Viewers flooded social media to discuss the show. One man even claimed that at the end of the line, he stood up to collect his baggage only to realise he was in his living room, Hellum recounted with a hint of pride.

Hellum then got the go-ahead to shoot Hurtigruten Minute by Minute, a boat voyage that clocks in at 134 hours and 42 minutes. This time, the broadcast aired live, turning it into a national event. Coastal residents greeted the ship as it sailed by and tried to clinch five seconds of fame. People were captured patriotically waving flags and holding signs with messages to loved ones. And viewership soared with 3.2 million tuning in to watch.

Since then, there has been the trip along the Salmon River and a broadcast of 899 hymns.
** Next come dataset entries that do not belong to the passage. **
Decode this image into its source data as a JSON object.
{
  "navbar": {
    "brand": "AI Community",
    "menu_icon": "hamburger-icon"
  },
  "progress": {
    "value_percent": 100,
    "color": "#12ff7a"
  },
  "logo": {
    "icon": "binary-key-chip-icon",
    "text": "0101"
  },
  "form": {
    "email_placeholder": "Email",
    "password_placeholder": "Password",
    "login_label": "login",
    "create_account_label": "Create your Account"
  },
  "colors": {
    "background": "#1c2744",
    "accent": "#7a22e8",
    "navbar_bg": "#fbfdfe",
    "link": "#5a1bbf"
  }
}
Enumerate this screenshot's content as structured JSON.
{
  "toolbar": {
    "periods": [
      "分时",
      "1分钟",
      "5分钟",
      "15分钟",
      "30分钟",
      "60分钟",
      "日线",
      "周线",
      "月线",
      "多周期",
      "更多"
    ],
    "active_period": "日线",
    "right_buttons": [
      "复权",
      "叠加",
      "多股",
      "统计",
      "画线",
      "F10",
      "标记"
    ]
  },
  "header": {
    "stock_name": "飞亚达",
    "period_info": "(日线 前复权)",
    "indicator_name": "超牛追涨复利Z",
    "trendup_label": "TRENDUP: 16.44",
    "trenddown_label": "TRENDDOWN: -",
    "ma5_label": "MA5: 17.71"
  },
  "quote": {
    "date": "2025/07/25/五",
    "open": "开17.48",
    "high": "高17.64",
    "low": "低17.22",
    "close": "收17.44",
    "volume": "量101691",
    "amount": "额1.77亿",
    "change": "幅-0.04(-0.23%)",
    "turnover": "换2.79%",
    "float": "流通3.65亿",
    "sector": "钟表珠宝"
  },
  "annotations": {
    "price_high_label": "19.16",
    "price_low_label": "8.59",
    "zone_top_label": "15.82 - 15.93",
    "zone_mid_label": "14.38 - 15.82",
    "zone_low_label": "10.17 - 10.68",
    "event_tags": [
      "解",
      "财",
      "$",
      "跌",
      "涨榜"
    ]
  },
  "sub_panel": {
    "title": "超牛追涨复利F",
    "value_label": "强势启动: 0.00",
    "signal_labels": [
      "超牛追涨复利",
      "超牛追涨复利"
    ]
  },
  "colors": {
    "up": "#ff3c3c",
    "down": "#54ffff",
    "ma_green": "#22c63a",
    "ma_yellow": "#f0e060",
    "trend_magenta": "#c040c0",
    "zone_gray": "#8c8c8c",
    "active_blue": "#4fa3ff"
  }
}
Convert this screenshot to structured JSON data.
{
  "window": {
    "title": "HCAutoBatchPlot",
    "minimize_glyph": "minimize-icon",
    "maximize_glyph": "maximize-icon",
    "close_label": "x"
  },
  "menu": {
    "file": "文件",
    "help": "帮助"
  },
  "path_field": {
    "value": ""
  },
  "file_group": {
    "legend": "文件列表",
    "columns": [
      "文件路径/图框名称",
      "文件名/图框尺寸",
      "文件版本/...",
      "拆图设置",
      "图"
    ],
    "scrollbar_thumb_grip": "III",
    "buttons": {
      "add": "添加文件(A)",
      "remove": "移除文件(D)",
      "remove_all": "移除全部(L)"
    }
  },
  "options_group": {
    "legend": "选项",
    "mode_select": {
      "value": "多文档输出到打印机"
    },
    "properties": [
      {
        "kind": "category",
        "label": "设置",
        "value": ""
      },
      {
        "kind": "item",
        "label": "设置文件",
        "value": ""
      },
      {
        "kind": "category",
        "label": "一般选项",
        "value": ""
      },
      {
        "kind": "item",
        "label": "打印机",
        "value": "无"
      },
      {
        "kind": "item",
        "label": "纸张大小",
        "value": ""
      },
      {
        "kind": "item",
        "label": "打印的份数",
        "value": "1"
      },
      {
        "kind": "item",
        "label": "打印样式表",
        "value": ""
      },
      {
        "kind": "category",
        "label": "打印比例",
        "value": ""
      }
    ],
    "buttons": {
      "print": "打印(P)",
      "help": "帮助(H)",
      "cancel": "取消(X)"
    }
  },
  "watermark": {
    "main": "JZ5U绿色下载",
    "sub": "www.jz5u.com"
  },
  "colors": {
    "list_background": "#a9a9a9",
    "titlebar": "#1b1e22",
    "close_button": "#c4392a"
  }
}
The phenomenon has also been ridiculed by Stephen Colbert and Jimmy Kimmel, among many others.

The jokes are to be expected. After all, what’s the appeal? Hellum has some ideas: The shows are soothing and tend to be social events. You can keep them on while chatting with friends. Slow TV may be the antidote to our daily go-go-go.

“It’s not demanding TV,” he said. “You can easily have one laptop, if not two, on your lap ... and if you blink for 10 seconds you haven’t lost anything.”

Although Slow TV seems revolutionary, the big ideas behind it are nothing new. Real-time film-making dates back to some of the earliest movies, including the Lumiere brothers’ 1895 short The Arrival of a Train at La Ciotat, which is exactly what it sounds like, though at 50 seconds, it didn’t test attention spans. More recently, unedited and meditative movies have found an audience in galleries and museums rather than in the world of pop culture. Andy Warhol made his first “anti-film” in 1963 with Sleep, showing a man snoozing for more than five hours.

With Slow TV, art and pop culture begin to blur, which is why putting the programming on BBC Four in England makes sense. The channel, which is commercial-free, like NRK, exists for experimentation. Channel Editor Cassian Harrison plans to air a two-hour canal journey, the three-hour fly-on-the-wall documentary National Gallery.

According to Hellum, one of the keys to successful Slow TV is choosing a culturally resonant subject, which is exactly what Harrison has done with The Canal.

“Everybody in Britain has a strong emotional affection for taking canal trips, taking a very slow, steady trip through a peaceful countryside with the putt-putt-putt of the engine behind you,” he said. “It’s a bit slower, a bit more relaxed and it gives you time to concentrate and understand the world around you.”

Harrison has no idea who, if anyone, will watch the shows, but he’s encouraged by the success at NRK. As a former film editor, he’s also interested in the way the shows “unfold in their own time, at their own pace”.

In a sense, we viewers becomes the editor, taking it all in and deciding what’s fascinating and what’s not, what touches us on some subconscious level and what’s worth overlooking. And — who’s to say? — maybe there will be a surprise along the way. As Hellum puts it: “Probably nothing much will happen in the next hour, but you never know!”